Arthie’s brow pinched at the interruption. Jin almost laughed. “Yes, you are, love. Once you’re in, I’ll cause us a distraction, as I usually do by walking into a room.”

“Which Flick will use to get into the archive room,” Arthie said before Flick could.

“She inserts the numerical codes and our forged markers are now the real deal,” Jin finished, rapping his umbrella on the ground.

Matteo pursed his lips. “A solid plan, but you still can’t use my marker. Just like sending forged markers through before they’re added to the log, my marker wouldn’t trigger a regular old rejection. They’re typically for renewals or suspensions, not violations. Mine will create more of a ruckus than help our cause. We’ll still need an actual marker. Even an expired one will do if Jin can get to the chutes.”
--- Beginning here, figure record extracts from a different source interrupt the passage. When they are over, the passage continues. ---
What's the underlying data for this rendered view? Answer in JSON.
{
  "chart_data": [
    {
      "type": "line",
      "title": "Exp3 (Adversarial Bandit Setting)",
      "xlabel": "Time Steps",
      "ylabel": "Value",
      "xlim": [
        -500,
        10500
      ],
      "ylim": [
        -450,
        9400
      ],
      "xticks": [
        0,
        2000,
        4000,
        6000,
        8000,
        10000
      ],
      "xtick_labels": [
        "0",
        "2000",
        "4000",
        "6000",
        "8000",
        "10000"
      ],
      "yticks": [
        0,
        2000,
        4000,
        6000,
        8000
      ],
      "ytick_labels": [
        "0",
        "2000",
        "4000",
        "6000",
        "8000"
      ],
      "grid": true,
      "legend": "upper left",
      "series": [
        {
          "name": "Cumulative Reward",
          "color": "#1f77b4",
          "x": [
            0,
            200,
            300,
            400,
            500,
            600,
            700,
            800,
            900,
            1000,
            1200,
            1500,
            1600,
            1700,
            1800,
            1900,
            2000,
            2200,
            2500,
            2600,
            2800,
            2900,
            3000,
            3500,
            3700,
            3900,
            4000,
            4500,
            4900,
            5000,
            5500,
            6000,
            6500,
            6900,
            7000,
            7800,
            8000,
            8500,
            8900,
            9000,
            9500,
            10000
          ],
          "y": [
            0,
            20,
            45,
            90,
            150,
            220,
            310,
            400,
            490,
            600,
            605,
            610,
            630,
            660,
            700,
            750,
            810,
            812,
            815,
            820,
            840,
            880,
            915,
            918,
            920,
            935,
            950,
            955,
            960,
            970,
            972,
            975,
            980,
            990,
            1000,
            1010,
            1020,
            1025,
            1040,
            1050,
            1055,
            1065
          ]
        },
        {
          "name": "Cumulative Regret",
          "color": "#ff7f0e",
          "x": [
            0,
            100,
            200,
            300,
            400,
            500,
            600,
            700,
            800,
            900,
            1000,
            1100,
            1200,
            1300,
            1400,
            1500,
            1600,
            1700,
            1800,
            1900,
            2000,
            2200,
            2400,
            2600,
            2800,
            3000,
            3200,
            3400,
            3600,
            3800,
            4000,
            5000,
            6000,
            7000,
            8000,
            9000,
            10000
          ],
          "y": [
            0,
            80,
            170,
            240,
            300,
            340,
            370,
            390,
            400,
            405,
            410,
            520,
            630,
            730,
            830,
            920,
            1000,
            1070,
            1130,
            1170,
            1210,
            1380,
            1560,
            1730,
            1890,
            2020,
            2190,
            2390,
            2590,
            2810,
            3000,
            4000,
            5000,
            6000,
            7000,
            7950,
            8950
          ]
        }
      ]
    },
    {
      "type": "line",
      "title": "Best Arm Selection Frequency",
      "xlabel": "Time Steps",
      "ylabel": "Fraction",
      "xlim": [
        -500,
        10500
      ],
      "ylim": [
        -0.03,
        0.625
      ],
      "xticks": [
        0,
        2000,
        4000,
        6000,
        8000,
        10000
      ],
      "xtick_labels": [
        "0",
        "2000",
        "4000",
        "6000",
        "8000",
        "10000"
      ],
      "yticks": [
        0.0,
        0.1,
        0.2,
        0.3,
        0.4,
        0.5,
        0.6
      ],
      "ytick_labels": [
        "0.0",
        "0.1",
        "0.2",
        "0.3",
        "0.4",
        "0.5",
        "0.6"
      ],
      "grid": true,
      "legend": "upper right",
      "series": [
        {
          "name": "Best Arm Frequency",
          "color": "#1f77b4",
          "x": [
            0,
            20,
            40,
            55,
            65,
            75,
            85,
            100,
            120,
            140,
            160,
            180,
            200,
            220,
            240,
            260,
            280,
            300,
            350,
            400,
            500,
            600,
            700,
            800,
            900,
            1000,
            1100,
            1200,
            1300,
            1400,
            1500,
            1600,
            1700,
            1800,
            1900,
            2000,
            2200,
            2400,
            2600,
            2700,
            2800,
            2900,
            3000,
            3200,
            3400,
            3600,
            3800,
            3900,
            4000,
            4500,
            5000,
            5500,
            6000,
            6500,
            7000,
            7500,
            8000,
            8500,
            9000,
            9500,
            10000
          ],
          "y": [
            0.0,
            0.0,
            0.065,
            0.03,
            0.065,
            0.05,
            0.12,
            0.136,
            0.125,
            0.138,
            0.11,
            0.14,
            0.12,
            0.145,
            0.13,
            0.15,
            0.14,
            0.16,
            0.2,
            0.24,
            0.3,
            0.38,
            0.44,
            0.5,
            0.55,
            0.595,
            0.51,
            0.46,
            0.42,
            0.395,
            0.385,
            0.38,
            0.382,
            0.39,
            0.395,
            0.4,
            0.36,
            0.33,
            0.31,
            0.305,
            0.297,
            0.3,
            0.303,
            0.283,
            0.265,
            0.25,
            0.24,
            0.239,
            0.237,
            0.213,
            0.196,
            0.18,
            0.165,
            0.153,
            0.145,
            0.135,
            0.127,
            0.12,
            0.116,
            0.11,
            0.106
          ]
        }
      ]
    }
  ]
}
Arthie looked deep in thought before she glanced up at Matteo. “Make me a list of as many Athereum members as you can remember. Someone’s bound to have a secret they don’t want shared, and they’ll need to let us borrow their marker for an evening if they want to keep it.”

Matteo pulled out a fresh sheet of paper to begin his list. He looked a little too eager for the task, and Jin had a feeling it was going to be full of vampires the painter didn’t like. “So vicious, so ambitious. I like it.”